Cette philosophie donne un attrait singulier pour tous les genres d’étude. Les découvertes qu’on fait en soi-même sont toujours intéressantes ; mais s’il est vrai qu’elles doivent nous éclairer sur les mystères mêmes du monde créé à notre image, quelle curiosité n’inspirent-elles pas ! L’entretien d’un philosophe allemand, tel que ceux que j’ai nommés, rappelle les dialogues de Platon ; et quand vous interrogez un de ces hommes sur un sujet quelconque, il y répand tant de lumières qu’en l’écoutant vous croyez penser pour la première fois, si penser est, comme le dit Spinosa, s’identifier avec la nature par l’intelligence, et devenir un avec elle.

Il circule en Allemagne, depuis quelques années, une telle quantité d’idées neuves sur les sujets littéraires et philosophiques, qu’un étranger pourroit très-bien prendre pour un génie supérieur celui qui ne feroit que répéter ces idées. Il m’est quelquefois arrivé de croire un esprit prodigieux à des hommes d’ailleurs assez communs, seulement parce qu’ils s’étoient familiarisés avec les systèmes idéalistes, aurore d’une vie nouvelle.

Les défauts qu’on reproche d’ordinaire aux Allemands dans la conversation, la lenteur et la pédanterie, se remarquent infiniment moins dans les disciples de l’école moderne ; les personnes du premier rang en Allemagne se sont formées pour la plupart d’après les bonnes manières françaises ; mais il s établit maintenant parmi les philosophes hommes de lettres une éducation qui est aussi de bon goût quoique dans un autre genre. On y considère la véritable élégance comme inséparable de l’imagination poétique et de l’attrait pour les beaux-arts, et la politesse comme fondée sur la connoissance et l’appréciation des talents et du mérite.

On ne sauroit nier cependant que les nouveaux systèmes philosophiques et littéraires n’aient inspiré à leurs partisans un grand mépris pour ceux qui ne les comprennent pas. La plaisanterie française veut toujours humilier par le ridicule, sa tactique est d’éviter l’idée pour attaquer la personne, et le fond pour se moquer de la forme. Les Allemands de la nouvelle école considèrent l’ignorance et la frivolité comme les maladies d’une enfance prolongée ; ils ne s’en sont pas tenus à combattre les étrangers, ils s’attaquent aussi eux-mêmes les uns les autres avec amertume, et l’on diroit, à les entendre, qu’un degré de plus en fait d’abstraction ou de profondeur donne le droit de traiter en esprit vulgaire et borné quiconque ne voudroit pas ou ne pourroit pas y atteindre.

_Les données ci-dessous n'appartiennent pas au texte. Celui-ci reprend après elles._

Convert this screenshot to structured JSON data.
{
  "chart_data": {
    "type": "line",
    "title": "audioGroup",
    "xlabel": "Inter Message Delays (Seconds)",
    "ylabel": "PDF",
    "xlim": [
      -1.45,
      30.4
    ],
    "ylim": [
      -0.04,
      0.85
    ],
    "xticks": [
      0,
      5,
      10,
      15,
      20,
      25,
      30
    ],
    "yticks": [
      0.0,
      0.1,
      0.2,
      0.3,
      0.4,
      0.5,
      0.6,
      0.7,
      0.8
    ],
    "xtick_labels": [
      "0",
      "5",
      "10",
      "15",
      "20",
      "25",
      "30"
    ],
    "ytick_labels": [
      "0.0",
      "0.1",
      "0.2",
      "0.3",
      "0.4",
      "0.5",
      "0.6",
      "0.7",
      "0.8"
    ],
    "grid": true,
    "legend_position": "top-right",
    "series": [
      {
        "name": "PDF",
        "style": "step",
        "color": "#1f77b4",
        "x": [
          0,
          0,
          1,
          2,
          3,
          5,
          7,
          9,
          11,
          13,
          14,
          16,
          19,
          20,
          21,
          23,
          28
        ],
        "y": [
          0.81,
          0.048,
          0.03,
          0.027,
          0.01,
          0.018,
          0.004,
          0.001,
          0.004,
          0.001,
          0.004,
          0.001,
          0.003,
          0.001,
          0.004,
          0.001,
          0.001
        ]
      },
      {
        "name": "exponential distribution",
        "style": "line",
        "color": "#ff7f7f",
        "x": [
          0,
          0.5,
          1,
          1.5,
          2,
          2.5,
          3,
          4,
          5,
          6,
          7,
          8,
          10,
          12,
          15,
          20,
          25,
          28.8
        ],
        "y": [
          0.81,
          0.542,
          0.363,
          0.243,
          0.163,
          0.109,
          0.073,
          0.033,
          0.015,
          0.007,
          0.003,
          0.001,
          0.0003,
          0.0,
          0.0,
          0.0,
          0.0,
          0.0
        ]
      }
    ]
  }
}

Quand les obstacles ont irrité les esprits, l’exagération s’est mêlée à cette révolution philosophique d’ailleurs si salutaire. Les Allemands de la nouvelle école pénètrent avec le flambeau du génie dans l’intérieur de l’âme. Mais quand il s’agit de faire entrer leurs idées dans la tête des autres, ils en connoissent mal les moyens ; ils se mettent à dédaigner, parce qu’ils ignorent, non la vérité, mais la manière de la dire. Le dédain, excepté pour le vice, indique presque toujours une borne dans l’esprit, car, avec plus d’esprit encore, on se seroit fait comprendre même des esprits vulgaires, ou du moins on l’auroit essayé de bonne foi.

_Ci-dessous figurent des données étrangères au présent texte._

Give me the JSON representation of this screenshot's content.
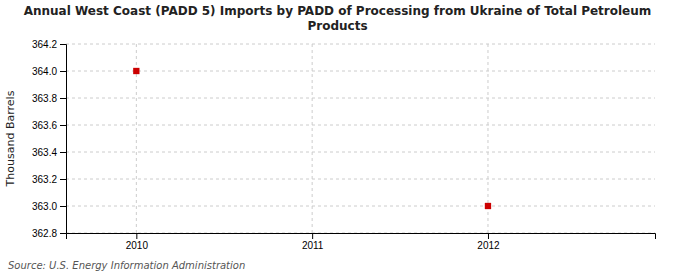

Le talent de s’exprimer avec méthode et clarté est assez rare en Allemagne : les études spéculatives ne le donnent pas. Il faut se placer pour ainsi dire en dehors de ses propres pensées pour juger de la forme qu’on doit leur donner. La philosophie fait coimoître l’homme plutôt que les hommes. C’est l’habitude de la société qui seule nous apprend quels sont les rapports de notre esprit avec celui des autres. La candeur d’abord, et l’orgueil ensuite, portent les philosophes sincères et sérieux à s’indigner contre ceux qui ne pensent pas ou ne sentent pas comme eux. Les Allemands recherchent le vrai consciencieusement ; mais ils ont un esprit de secte très-ardent en faveur de la doctrine qu’ils adoptent ; car tout se change en passion dans le cœur de l’homme.

Cependant, malgré les diversités d’opinions qui forment en Allemagne différentes écoles opposées l’une à l’autre, elles tendent également pour la plupart à développer l’activité de l’âme : aussi n’est-il point de pays où chaque homme tire plus de parti de lui-même au moins sous le rapport des travaux intellectuels.